Furthermore, while an applicant does not necessarily have to be the
owner of the “home” for the purposes of Article 8,
it may nonetheless be relevant in such cases of claims to “homes”
from the past that he or she can make no claim to any legal rights of
occupation or that such time has elapsed that there can be no
realistic expectation of taking up, or resuming, occupation in the
absence of such rights. Nor can the term “home” be
interpreted as synonymous with the notion of “family roots”,
which is a vague and emotive concept (see Demopoulos and Others,
Chrysostomi, Lordos and Lordou Anastasiou, Kanari-Eliadou
and Others, Sotirou and Moushoutta, Stylas,
Charalambou Onofriou and Others and Chrisostomi v.

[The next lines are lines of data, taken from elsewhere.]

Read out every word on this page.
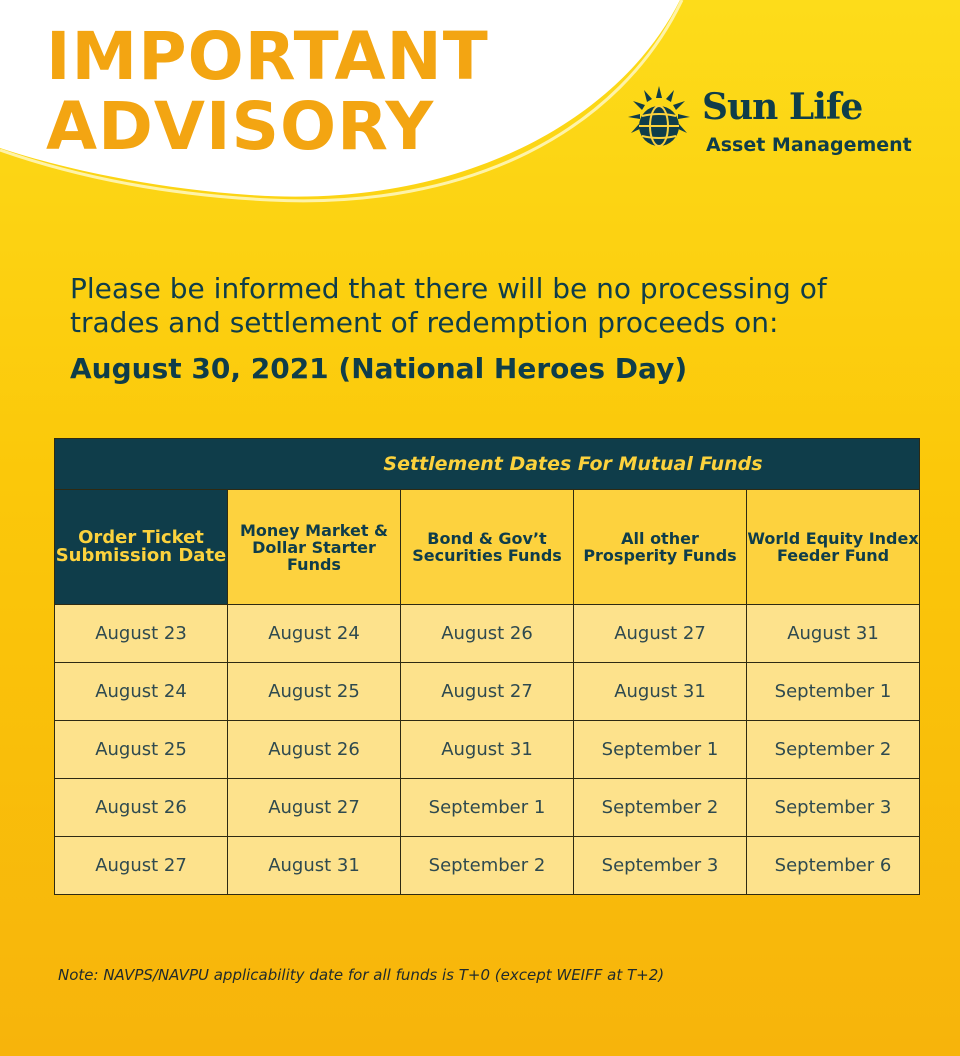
IMPORTANT
ADVISORY	Sun Life
Asset Management

Please be informed that there will be no processing of trades and settlement of redemption proceeds on:

August 30, 2021 (National Heroes Day)

Settlement Dates For Mutual Funds				
Order Ticket Submission Date	Money Market & Dollar Starter Funds	Bond & Gov’t Securities Funds	All other Prosperity Funds	World Equity Index Feeder Fund
August 23	August 24	August 26	August 27	August 31
August 24	August 25	August 27	August 31	September 1
August 25	August 26	August 31	September 1	September 2
August 26	August 27	September 1	September 2	September 3
August 27	August 31	September 2	September 3	September 6

Note: NAVPS/NAVPU applicability date for all funds is T+0 (except WEIFF at T+2)
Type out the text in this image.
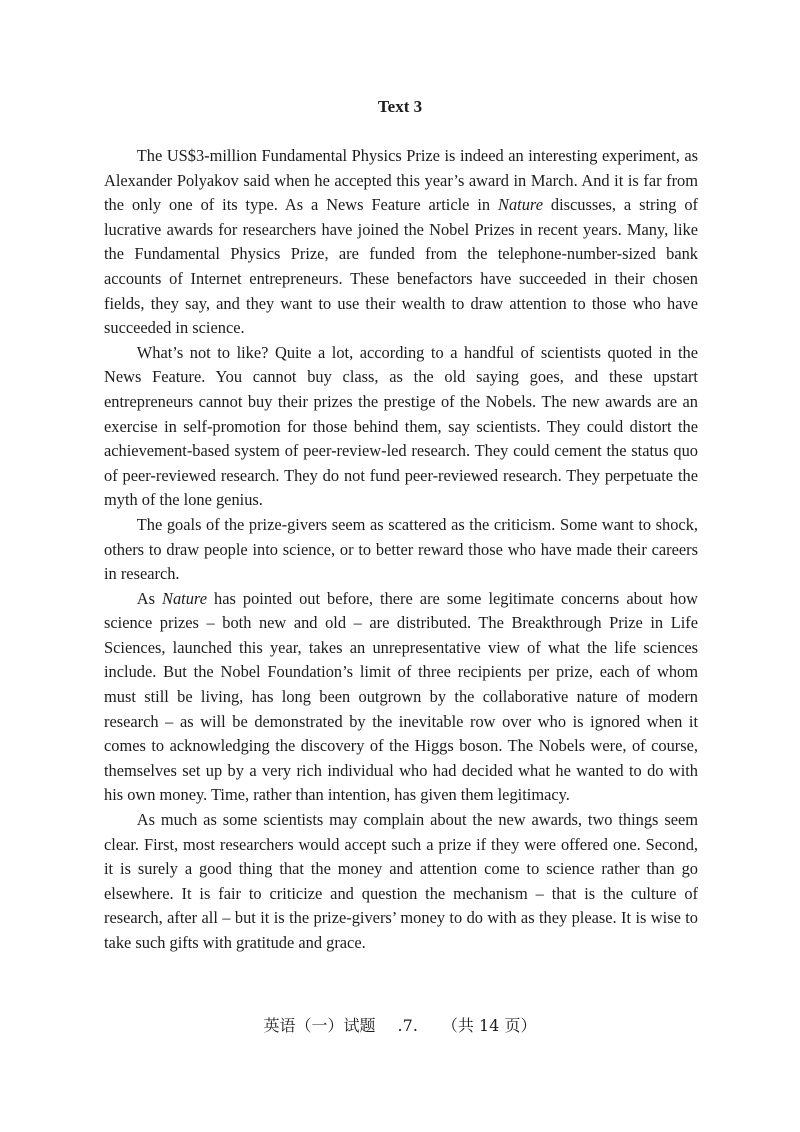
Text 3

The US$3-million Fundamental Physics Prize is indeed an interesting experiment, as Alexander Polyakov said when he accepted this year’s award in March. And it is far from the only one of its type. As a News Feature article in Nature discusses, a string of lucrative awards for researchers have joined the Nobel Prizes in recent years. Many, like the Fundamental Physics Prize, are funded from the telephone-number-sized bank accounts of Internet entrepreneurs. These benefactors have succeeded in their chosen fields, they say, and they want to use their wealth to draw attention to those who have succeeded in science.

What’s not to like? Quite a lot, according to a handful of scientists quoted in the News Feature. You cannot buy class, as the old saying goes, and these upstart entrepreneurs cannot buy their prizes the prestige of the Nobels. The new awards are an exercise in self-promotion for those behind them, say scientists. They could distort the achievement-based system of peer-review-led research. They could cement the status quo of peer-reviewed research. They do not fund peer-reviewed research. They perpetuate the myth of the lone genius.

The goals of the prize-givers seem as scattered as the criticism. Some want to shock, others to draw people into science, or to better reward those who have made their careers in research.

As Nature has pointed out before, there are some legitimate concerns about how science prizes – both new and old – are distributed. The Breakthrough Prize in Life Sciences, launched this year, takes an unrepresentative view of what the life sciences include. But the Nobel Foundation’s limit of three recipients per prize, each of whom must still be living, has long been outgrown by the collaborative nature of modern research – as will be demonstrated by the inevitable row over who is ignored when it comes to acknowledging the discovery of the Higgs boson. The Nobels were, of course, themselves set up by a very rich individual who had decided what he wanted to do with his own money. Time, rather than intention, has given them legitimacy.

As much as some scientists may complain about the new awards, two things seem clear. First, most researchers would accept such a prize if they were offered one. Second, it is surely a good thing that the money and attention come to science rather than go elsewhere. It is fair to criticize and question the mechanism – that is the culture of research, after all – but it is the prize-givers’ money to do with as they please. It is wise to take such gifts with gratitude and grace.

英语（一）试题 .7. （共 14 页）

Turkey
[GC] (Dec.), nos. 46113/99, 3843/02, 13751/02, 13466/03,
10200/04, 14163/04, 19993/04, 21819/04, § 135, 1 March 2010).
- Turning
to the facts of this case, the Court observes that the applicant
ceased to live in the home in Trypimeni in 1974, which was more than
twelve years before the Court's temporal jurisdiction commenced and
more than fifteen years before the date of introduction of this
application. For a considerable part of his life, he had been living
elsewhere. Moreover, he decided to transfer his property rights over
the house at issue to his children in January 1987, thus losing any
legal link with his former place of residence before Turkey's
recognition of the right of individual petition. The applicant died
on 25 May 1992 and never inherited from his children. The Court
accordingly does not find that the facts of the case are such as to
disclose any interference with the applicant's right to respect for
his home (see, mutatis mutandis, Demopoulos and Others,
cited above, § 136).
- It
follows that the complaint under Article 8 of the Convention is
manifestly ill-founded.
- Moreover,
the Court cannot but confirm its finding that it is not necessary to
examine whether there has been a violation of Articles 1, 13 and 14
of the Convention (see paragraphs 40 and 43 of the principal judgment
and point 5 of its operative provisions). It considers that having
regard to the facts of the case, the submissions of the parties and
its findings under Article 1 of Protocol No. 1 and Article 8 of the
Convention, no further admissible issue arises for examination
concerning the remaining complaints made by the applicant (see,
mutatis mutandis, Demopoulos and Others, cited above, §
143).
- Finally,
it is true that the Court has granted the applicant's son standing to
continue the proceedings in his father's stead (see paragraphs 14-15
of the principal judgment and point 1 of its operative provisions);
however, it is to be recalled that the applicant's son has not
introduced an autonomous claim concerning a potential violation of
the property rights which he had acquired from Mr Loukas
Nicola, but has merely successfully requested to pursue the
application lodged by the deceased (see, mutatis mutandis,
Sophia Andreou v. Turkey (just satisfaction), no. 18360/91, §
33, 22 June 2010). Under these circumstances, no interference with a
right guaranteed by the Convention or its Protocols can be found in
the ambit of the present application with regard to Mr Andreas Luca
Nicolaides or of any of the applicant's heirs.
- It
follows that the application is partly incompatible ratione
personae with the provisions of the Convention and partly
manifestly ill-founded within the meaning of Article 35 § 3
and must be rejected in accordance with Article 35 § 4
(see, mutatis mutandis, Stoicescu, cited above, §
60).
- This
conclusion dispenses the Court from examining the Government's
argument that the application constituted an abuse of the right of
petition (see paragraph 11 above).
FOR THESE REASONS, THE COURT UNANIMOUSLY
1. Declares admissible the Government's request for revision
of the judgment of 27 January 2009;
2. Declares inadmissible the application no. 18404/91 lodged
by Mr Loukas Nicola;
accordingly,
3. Decides to revise in its entirety the
judgment of 27 January 2009.
Done in English, and notified in writing on 26 October 2010, pursuant
to Rule 77 §§ 2 and 3 of the Rules of Court.